Changes on the Horizon for Students Studying on F, J and M Non-Immigrant Visas
There has been an important change in USCIS (US Citizenship and Immigration Services) policy that can create significant problems for students studying on F, J and M non-immigrant visas.
Commencing August 9, 2018, those students who fail to maintain their student status will begin to accrue unlawful presence if they: (1) no longer pursue a course of study; or (2) engage in unauthorized activity. For example, an F1 student who does not pursue a full course of study or is engaged in unauthorized work will accrue unlawful presence upon the violation of his/her status. After August 9, 2018, that student will start to accrue unlawful presence.
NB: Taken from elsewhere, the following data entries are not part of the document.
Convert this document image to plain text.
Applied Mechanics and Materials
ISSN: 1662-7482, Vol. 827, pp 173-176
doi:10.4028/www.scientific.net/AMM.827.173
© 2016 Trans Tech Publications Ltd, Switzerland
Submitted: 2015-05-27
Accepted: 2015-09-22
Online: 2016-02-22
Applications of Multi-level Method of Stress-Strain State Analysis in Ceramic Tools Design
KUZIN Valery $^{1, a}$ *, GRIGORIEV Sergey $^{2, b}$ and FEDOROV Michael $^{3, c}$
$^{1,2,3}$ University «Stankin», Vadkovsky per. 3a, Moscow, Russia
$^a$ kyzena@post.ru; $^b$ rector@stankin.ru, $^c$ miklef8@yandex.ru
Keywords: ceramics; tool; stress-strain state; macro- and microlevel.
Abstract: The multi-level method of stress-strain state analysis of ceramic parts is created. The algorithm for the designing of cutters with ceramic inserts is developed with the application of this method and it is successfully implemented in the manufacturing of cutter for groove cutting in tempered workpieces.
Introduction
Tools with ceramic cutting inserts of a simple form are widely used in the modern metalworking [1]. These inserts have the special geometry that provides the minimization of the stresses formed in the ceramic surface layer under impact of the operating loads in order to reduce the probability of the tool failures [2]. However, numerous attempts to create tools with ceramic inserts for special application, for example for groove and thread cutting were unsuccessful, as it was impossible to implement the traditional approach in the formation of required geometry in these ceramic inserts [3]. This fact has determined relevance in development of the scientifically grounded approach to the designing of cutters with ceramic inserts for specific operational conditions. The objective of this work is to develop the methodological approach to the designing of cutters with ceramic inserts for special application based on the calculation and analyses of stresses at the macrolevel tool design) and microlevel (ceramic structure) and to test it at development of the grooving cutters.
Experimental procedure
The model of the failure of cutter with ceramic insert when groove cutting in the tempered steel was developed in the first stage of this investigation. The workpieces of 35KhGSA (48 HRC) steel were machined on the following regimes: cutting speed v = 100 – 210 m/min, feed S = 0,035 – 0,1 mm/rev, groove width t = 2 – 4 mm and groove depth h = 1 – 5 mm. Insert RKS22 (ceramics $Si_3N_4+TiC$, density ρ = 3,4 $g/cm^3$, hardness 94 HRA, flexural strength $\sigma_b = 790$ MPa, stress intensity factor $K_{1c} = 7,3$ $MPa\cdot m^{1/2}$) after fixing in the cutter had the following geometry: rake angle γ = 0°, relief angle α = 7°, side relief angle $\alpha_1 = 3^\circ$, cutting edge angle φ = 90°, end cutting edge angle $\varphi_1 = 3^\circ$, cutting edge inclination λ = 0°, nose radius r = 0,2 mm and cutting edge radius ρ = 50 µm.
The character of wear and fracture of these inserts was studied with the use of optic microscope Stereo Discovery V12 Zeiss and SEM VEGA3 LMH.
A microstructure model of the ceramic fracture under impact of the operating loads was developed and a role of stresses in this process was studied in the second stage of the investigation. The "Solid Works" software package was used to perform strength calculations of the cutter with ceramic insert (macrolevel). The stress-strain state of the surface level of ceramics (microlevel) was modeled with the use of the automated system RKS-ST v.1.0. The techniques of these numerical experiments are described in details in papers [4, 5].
Accruing unlawful presence status can have dire consequences.
- If an individual accrues more than six months of unlawful presence status, it will trigger a three-year bar to re-entry or adjustment of status;
- If an individual accrues more than one year of unlawful presence status, it will trigger a 10-year bar to re-entry or adjustment of status.
This is a major policy shift, and one that aligns with President Trump's Executive Order titled "Enhancing Public Safety in the Interior of the United States" to enforce the immigration laws of the country.
Previously, these students could file with USCIS to reinstate their student status or change their status to another visa category at any time while still in the United States. These students could also leave the United States and pick up a new nonimmigrant visa abroad without triggering a bar to re-enter. Not anymore.
Now, it is critical for students who have violated their status to work quickly with their DSO (Designated School Official) or attorney to be reinstated within six months so they do not trigger any bars to re-entry.